(Wells Fargo Research Team)
Labor the Point
While the biggest debate is whether the economy is already in recession, we do not believe broad economic activity is consistent with a downturn yet.
We still expect the economy to slip into a mild recession by the beginning of next year as aggressive Fed tightening is required to tame persistently high inflation.
The strongest argument against the economy currently being in a recession continues to be the strength of the labor market. Employers continue to hire at a robust pace, adding 1.2 million jobs in the second quarter and over half a million jobs in July alone. It’s tough to square these robust hiring figures with an economy in recession.
Admittedly, the labor market is showing initial signs of cooling outside the official hiring data. There is also mounting evidence of an economic slowdown, with one-off volatile factors unable to fully explain away the second quarter contraction in GDP growth.
The lone bright spot in an otherwise dreary Q2 GDP report was the 1.0% annualized advance in personal consumption expenditures. Households continue to stretch their wallets by putting off saving to fund consumption in the face of persistently high inflation. The staying power of consumers may soon run out, however.
The slower-than-expected inflation data for July signaled some reprieve in price pressures. While it’s too soon to say if the peak is in for inflation, the July data take some pressure off the Fed and open the door for potentially less aggressive tightening.
We still expect the FOMC will opt to raise the fed funds rate 75 bps at its next policy meeting in September.
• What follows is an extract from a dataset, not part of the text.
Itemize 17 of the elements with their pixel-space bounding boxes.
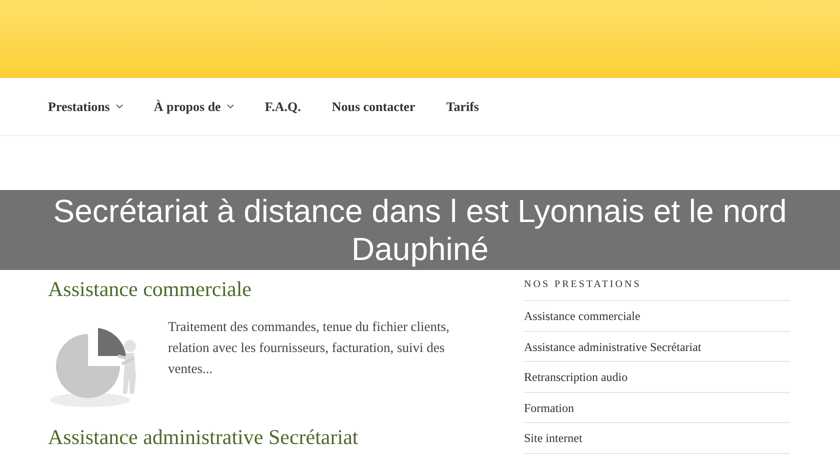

But there is quite a bit of data to be released before the Fed’s next action, and if we get another soft CPI reading for August, the FOMC may instead move forward with a less aggressive hike of 50 bps in September.
There are still signs that the descent in inflation may be slow, and we believe the Fed will err on the side of caution when it comes to inflation and not take its foot off the pedal until it sees compelling evidence that it is slowing on a sustained basis.